Absurd rumors, real harm Urban legends are fiction, but the fact is, they hurt consumers, businesses

September 13, 1998|By Sheryl Harris

ONCE UPON a time, folk tales had foxes and gnomes.

Today, they have ... fast-food chicken from Company X that can make you sterile just by eating it!

... cactuses from Company Y that are so full of baby spiders, they'll explode when you get them into your house!

... the designer who doesn't want Asians wearing his clothes!

Who needs the Weekly World News when you can rely on the friend of a friend for such juicy tidbits?

Urban legends, the folk tales of the 20th century, can sway consumers - and affect companies' bottom lines.

Are the tales absolute fiction? Definitely.

But who cares?

"It doesn't matter in one way if [an urban legend] happened or not. If people think it happened, it's almost as important as if it did," says Alan Dundes, who teaches folklore at the University of California at Berkeley. "People make decisions based on them."

Church's, Snapple, Procter & Gamble, Liz Claiborne, Tommy Hilfiger and Ikea are a few of the companies that have had to fight off unfounded rumors.

Urban legends are always told as true stories. And they're always attributed to a friend of a friend, rather than to any actual person who can be named, writes folklorist-author Jan Brunvand, a retired college professor.

Like all rumors, legends change over time, and even the company isn't the same from one telling to the next.

The spiders-in-the-cactus story is this: A woman notices that the new cactus she bought is shaking, calls the store where she bought it and is told to evacuate her home immediately.
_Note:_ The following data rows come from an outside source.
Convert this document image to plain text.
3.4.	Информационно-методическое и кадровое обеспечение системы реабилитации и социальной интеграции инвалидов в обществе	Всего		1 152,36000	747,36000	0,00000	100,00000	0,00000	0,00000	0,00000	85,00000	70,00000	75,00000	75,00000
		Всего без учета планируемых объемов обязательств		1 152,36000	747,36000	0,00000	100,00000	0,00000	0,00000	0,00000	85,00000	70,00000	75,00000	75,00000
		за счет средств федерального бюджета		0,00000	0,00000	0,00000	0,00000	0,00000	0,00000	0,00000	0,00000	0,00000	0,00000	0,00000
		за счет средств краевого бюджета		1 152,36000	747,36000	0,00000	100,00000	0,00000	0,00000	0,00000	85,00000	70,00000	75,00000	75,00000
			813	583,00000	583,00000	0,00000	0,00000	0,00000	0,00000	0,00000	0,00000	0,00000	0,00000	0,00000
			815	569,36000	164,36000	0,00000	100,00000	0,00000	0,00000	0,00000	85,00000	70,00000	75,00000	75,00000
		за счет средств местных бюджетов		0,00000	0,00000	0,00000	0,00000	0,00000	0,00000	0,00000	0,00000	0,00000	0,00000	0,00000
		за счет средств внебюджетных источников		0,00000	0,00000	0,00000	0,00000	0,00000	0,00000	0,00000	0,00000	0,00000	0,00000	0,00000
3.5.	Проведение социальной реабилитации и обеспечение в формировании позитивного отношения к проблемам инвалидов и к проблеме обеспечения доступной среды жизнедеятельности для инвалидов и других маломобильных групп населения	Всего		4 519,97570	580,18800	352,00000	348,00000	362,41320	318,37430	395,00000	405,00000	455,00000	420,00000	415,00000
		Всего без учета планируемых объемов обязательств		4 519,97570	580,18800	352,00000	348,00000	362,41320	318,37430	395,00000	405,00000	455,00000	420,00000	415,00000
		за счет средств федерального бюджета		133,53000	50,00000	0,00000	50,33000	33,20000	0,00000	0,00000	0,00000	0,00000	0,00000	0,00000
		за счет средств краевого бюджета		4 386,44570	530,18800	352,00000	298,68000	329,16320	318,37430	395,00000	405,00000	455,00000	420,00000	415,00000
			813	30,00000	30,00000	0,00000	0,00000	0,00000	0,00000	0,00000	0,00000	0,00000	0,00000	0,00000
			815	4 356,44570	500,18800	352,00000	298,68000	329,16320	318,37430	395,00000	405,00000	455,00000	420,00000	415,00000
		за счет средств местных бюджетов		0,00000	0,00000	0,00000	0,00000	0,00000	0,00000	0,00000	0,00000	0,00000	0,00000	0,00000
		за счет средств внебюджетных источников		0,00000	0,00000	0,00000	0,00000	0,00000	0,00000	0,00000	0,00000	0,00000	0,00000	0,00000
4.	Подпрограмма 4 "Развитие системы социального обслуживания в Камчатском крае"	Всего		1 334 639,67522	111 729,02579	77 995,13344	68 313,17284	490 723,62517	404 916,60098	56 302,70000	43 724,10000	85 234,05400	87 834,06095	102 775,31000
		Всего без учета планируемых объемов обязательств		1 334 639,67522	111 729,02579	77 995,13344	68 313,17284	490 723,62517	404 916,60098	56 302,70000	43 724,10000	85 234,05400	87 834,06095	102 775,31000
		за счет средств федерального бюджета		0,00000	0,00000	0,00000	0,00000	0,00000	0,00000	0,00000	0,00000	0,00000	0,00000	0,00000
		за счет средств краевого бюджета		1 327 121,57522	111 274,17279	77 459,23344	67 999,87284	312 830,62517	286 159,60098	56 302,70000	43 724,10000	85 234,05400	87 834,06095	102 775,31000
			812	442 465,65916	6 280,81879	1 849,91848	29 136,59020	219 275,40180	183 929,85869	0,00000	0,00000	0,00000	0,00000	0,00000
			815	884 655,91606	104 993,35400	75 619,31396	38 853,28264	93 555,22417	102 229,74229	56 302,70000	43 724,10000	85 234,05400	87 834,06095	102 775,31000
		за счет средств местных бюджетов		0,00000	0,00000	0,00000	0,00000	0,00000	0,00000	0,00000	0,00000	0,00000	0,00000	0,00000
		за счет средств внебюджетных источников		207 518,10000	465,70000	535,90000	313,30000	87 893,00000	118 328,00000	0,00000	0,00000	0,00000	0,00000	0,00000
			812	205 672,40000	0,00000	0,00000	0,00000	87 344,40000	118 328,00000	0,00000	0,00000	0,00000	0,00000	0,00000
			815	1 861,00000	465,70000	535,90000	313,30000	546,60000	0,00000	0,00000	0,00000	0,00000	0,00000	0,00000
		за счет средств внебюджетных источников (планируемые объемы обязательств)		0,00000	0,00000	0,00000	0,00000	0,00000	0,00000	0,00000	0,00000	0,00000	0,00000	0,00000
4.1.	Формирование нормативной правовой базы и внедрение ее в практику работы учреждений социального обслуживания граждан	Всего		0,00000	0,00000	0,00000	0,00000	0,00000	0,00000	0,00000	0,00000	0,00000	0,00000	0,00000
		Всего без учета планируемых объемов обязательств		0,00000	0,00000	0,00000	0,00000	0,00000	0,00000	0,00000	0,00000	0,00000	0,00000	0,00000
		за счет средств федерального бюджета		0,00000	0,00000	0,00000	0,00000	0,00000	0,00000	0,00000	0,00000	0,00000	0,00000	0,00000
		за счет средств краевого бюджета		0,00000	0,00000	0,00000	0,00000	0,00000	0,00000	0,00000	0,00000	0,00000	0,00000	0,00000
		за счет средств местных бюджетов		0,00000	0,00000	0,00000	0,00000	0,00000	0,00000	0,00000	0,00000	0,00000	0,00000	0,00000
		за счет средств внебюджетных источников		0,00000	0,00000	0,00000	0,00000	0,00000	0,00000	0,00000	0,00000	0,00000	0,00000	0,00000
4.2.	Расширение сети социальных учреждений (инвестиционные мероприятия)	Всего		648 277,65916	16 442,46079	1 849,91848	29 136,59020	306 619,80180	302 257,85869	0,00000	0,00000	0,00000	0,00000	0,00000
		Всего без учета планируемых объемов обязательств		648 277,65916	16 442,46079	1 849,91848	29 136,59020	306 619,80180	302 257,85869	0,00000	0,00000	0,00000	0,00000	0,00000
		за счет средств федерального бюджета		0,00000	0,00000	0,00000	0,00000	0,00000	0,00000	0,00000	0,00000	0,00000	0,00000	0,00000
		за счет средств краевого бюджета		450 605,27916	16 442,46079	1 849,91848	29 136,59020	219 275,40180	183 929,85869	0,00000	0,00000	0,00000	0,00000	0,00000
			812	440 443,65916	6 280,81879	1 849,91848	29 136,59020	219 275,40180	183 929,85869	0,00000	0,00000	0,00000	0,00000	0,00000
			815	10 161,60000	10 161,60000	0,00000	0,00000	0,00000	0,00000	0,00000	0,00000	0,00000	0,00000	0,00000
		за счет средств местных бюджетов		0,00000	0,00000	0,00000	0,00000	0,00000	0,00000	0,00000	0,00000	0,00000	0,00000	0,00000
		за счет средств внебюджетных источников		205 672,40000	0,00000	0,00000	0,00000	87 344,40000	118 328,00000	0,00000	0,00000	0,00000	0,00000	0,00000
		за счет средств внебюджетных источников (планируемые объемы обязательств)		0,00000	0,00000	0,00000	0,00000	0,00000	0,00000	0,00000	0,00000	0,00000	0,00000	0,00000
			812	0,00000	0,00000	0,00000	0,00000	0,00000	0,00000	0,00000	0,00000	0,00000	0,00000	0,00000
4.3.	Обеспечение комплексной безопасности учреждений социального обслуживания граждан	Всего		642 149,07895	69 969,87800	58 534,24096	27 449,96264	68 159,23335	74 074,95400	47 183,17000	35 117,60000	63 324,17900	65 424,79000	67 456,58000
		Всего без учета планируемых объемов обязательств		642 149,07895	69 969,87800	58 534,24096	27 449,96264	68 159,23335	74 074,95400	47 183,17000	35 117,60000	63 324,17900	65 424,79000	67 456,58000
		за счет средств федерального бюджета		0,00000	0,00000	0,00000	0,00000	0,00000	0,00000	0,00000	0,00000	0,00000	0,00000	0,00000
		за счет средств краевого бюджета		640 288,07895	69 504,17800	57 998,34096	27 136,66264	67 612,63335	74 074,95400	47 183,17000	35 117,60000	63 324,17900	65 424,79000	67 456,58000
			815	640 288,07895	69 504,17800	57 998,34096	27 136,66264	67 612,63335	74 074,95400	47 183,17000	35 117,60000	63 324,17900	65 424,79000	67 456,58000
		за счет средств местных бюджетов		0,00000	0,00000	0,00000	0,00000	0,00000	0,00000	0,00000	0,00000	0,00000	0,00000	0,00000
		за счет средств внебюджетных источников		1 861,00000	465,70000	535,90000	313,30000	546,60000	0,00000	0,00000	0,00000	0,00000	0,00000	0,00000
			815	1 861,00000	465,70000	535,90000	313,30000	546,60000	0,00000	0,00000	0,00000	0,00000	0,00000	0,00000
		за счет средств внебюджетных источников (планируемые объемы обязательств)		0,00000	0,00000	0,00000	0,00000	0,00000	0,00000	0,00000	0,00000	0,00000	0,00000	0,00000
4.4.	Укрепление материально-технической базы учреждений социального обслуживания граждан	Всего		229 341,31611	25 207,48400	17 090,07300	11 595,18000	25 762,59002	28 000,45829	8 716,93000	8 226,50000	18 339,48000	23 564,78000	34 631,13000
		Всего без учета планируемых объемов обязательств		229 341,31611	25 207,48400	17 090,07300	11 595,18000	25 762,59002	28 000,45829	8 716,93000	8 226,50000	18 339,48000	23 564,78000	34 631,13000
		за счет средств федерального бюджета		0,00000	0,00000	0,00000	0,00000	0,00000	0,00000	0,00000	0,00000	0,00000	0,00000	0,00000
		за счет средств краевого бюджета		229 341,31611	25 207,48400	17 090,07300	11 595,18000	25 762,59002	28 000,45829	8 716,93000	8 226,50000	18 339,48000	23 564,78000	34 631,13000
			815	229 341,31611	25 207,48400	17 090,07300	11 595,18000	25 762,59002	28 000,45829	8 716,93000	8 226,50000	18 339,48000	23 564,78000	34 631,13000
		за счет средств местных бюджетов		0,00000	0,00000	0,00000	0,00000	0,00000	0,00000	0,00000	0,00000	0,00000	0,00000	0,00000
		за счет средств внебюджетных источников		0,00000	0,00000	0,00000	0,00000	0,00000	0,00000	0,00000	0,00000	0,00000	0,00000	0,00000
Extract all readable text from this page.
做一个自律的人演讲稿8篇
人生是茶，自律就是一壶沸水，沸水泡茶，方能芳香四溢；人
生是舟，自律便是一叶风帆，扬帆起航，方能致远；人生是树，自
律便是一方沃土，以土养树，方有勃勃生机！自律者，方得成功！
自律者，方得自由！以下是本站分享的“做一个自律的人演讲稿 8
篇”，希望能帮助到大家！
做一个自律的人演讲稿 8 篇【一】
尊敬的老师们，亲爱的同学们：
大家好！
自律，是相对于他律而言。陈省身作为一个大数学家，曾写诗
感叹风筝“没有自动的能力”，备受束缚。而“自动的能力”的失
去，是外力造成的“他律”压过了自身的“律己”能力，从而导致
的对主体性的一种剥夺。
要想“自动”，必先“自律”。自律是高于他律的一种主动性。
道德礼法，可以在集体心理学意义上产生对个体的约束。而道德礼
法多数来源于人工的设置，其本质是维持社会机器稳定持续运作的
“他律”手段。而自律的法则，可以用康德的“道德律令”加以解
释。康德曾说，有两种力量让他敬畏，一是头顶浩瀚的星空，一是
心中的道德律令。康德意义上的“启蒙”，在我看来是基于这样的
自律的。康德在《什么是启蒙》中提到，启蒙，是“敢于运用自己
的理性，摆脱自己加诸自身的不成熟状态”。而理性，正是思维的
Store employees in protective gear show up, and just then, the cactus explodes, sending hundreds of baby spiders (in some versions, scorpions) skittering all over the house.

Brunvand says versions he heard in the early '90s cited Frank's Nursery in Michigan as the source of the exploding houseplant, but he tracked down a mid-'80s story in which the culprit was the British store Marks & Spencer. In the freshest version, Ikea gets a chance to be the bad guy.

During the past 10 years, a lot of urban legends seem to be something a friend of a friend saw on "Oprah."

For example, Liz Claiborne was targeted in the early '90s when it was widely claimed she said during an interview with Oprah that she didn't like black women to wear her clothes.

Oprah went on the air to set the record straight, saying that not only had it not happened but Liz Claiborne had never been on the show.

No matter. The same rumor was revived last year, this time with Tommy Hilfiger as the culprit. The Hilfiger rumor further mutated, with one version saying he didn't want African-Americans to wear his clothes and another insisting it was Asians. The rumormongers are apparently unaware that Hilfiger regularly uses black models in his ads and that the chairman of Hilfiger's company is Asian-American.

The problem with these stories is that consumers can be influenced by them, even if they believe the rumor is absurd or untrue, says Anne Brumbaugh, an assistant professor of marketing at Case Western Reserve University.

Take a consumer deciding between two products, with no real preference. "In the absence of other information I it's just that small grain of sand that may tip you away," she said.

Many folklorists believe that urban legends aimed at companies are a weird consumer backlash; instead of fighting companies ++ with fact, consumers settle for fiction, says folklorist Dundes.

Patricia Turner, a folklorist who has focused on African-American urban legends, found that rumors of Ku Klux Klan ownership of various companies increased after the companies introduced higher-priced products.

She theorizes that it's easier for consumers to justify not buying a product by referring to a rumor rather than saying, "The price is too high."

An example from Turner's book, "I Heard Through the Grapevine," centers on Church's fried chicken, which for a while fended off rumors of KKK ownership but also had to deal with the more fantastic rumor that its chicken had an ingredient that would sterilize black men.

Turner tracked the rumor for almost a decade and determined it had no basis in fact. But she noticed that people who recited the rumor would often additionally comment on the price of making chicken at home vs. eating out, or would remark that fried chicken had a lot of cholesterol. When the price and risk of a product is perceived by customers to outweigh its usefulness, consumers might be more likely to buy into a rumor, she concluded.

But rumors can hurt consumers. For one thing, it might dissuade them from shopping based on the actual value of a product.

Another example is the Gerber rumor, which has it that the baby food company settled a lawsuit over baby food additives by agreeing to give $500 savings bond to children born in certain years. As a result, misguided parents keep sending their children's birth dates and Social Security numbers to post office boxes, and it's not clear who's getting the mail.